Hacker News new | ask | show | jobs
by jillesvangurp 2890 days ago
I built something like this a few years ago. We ultimately did not really succeed but I think this could be potentially still very interesting.

Location is interesting when you combine it with time. News archives contain a lot of valuable content that would be interesting in the context of a location. For example, I live in Berlin and when we started digging around in archives from news papers, we found all these gems about David Bowie visiting certain bars, being on certain streets, etc. This is interesting to people in that area, years after the fact but not necessarily for people outside that area. Just having a historical view on a place via the things that people published about it is interesting.

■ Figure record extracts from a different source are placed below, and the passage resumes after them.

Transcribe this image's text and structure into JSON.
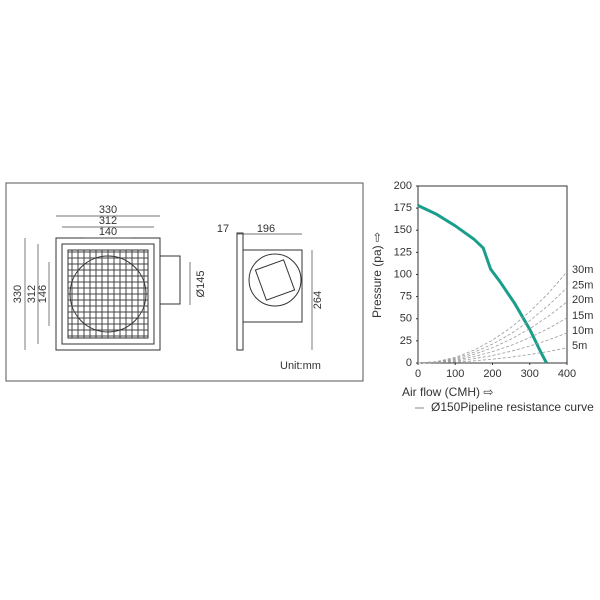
{
  "drawing": {
    "dimensions": {
      "front_width_outer": "330",
      "front_width_inner": "312",
      "grille_width": "140",
      "front_height_outer": "330",
      "front_height_inner": "312",
      "grille_height": "146",
      "duct_diameter": "Ø145",
      "flange_depth": "17",
      "body_depth": "196",
      "body_height": "264"
    },
    "unit": "Unit:mm"
  },
  "chart_data": {
    "type": "line",
    "x_label": "Air flow (CMH) ⇨",
    "y_label": "Pressure (pa) ⇨",
    "legend_note": "Ø150Pipeline resistance curve",
    "xlim": [
      0,
      400
    ],
    "xticks": [
      0,
      100,
      200,
      300,
      400
    ],
    "ylim": [
      0,
      200
    ],
    "yticks": [
      0,
      25,
      50,
      75,
      100,
      125,
      150,
      175,
      200
    ],
    "series": [
      {
        "color": "#1a9e8a",
        "x": [
          0,
          50,
          100,
          150,
          175,
          185,
          195,
          220,
          260,
          300,
          330,
          345
        ],
        "values": [
          178,
          168,
          155,
          140,
          130,
          118,
          106,
          92,
          67,
          38,
          12,
          0
        ]
      },
      {
        "name": "30m",
        "color": "#9a9a9a",
        "dashed": true,
        "x": [
          0,
          50,
          100,
          150,
          200,
          250,
          300,
          350,
          400
        ],
        "values": [
          0,
          1.6,
          6.4,
          14.5,
          25.8,
          40.2,
          57.9,
          78.9,
          103
        ]
      },
      {
        "name": "25m",
        "color": "#9a9a9a",
        "dashed": true,
        "x": [
          0,
          50,
          100,
          150,
          200,
          250,
          300,
          350,
          400
        ],
        "values": [
          0,
          1.3,
          5.3,
          12,
          21.3,
          33.2,
          47.8,
          65.1,
          85
        ]
      },
      {
        "name": "20m",
        "color": "#9a9a9a",
        "dashed": true,
        "x": [
          0,
          50,
          100,
          150,
          200,
          250,
          300,
          350,
          400
        ],
        "values": [
          0,
          1.1,
          4.3,
          9.7,
          17.3,
          27,
          38.8,
          52.8,
          69
        ]
      },
      {
        "name": "15m",
        "color": "#9a9a9a",
        "dashed": true,
        "x": [
          0,
          50,
          100,
          150,
          200,
          250,
          300,
          350,
          400
        ],
        "values": [
          0,
          0.8,
          3.2,
          7.2,
          12.8,
          19.9,
          28.7,
          39,
          51
        ]
      },
      {
        "name": "10m",
        "color": "#9a9a9a",
        "dashed": true,
        "x": [
          0,
          50,
          100,
          150,
          200,
          250,
          300,
          350,
          400
        ],
        "values": [
          0,
          0.5,
          2.1,
          4.8,
          8.5,
          13.3,
          19.1,
          26,
          34
        ]
      },
      {
        "name": "5m",
        "color": "#9a9a9a",
        "dashed": true,
        "x": [
          0,
          50,
          100,
          150,
          200,
          250,
          300,
          350,
          400
        ],
        "values": [
          0,
          0.3,
          1.1,
          2.4,
          4.3,
          6.6,
          9.6,
          13,
          17
        ]
      }
    ]
  }
}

Our problem at the time was coming up with enough of an MVP to convince users and investors. One thing we explored was using nlp to extract clues about location references from the text. This is surprisingly hard but not impossible. People use a lot of ambiguous language to refer to locations but taken together you can sometimes deduce correctly that people are referring to a street in Prenzlauerberg (a neighborhoud) in Berlin (the capital of germany, not the village near Bremen). This is of course flaky. The good news is some content is actually geotagged, which makes this easier. However, we found a lot of low quality geotagging as well.

1 comments

It is definitely something I will explore if I continue the project, combining time and location. I agree it is difficult to find locations for text but nowadays the NLP algorithms are more powerful than ever before so it is feasible :)
The problem is the references to locations in text are ambiguous. There are many places called paris (most of which outside of France). Many streets called Main street, etc. Also lots of articles mention several locations. Then there are lots of informal names for neighborhoods, people being a bit loose with boundaries, etc. You can usually guess the city but getting from there to e.g. street level or neighborhood level is a lot harder. Anyway, good luck.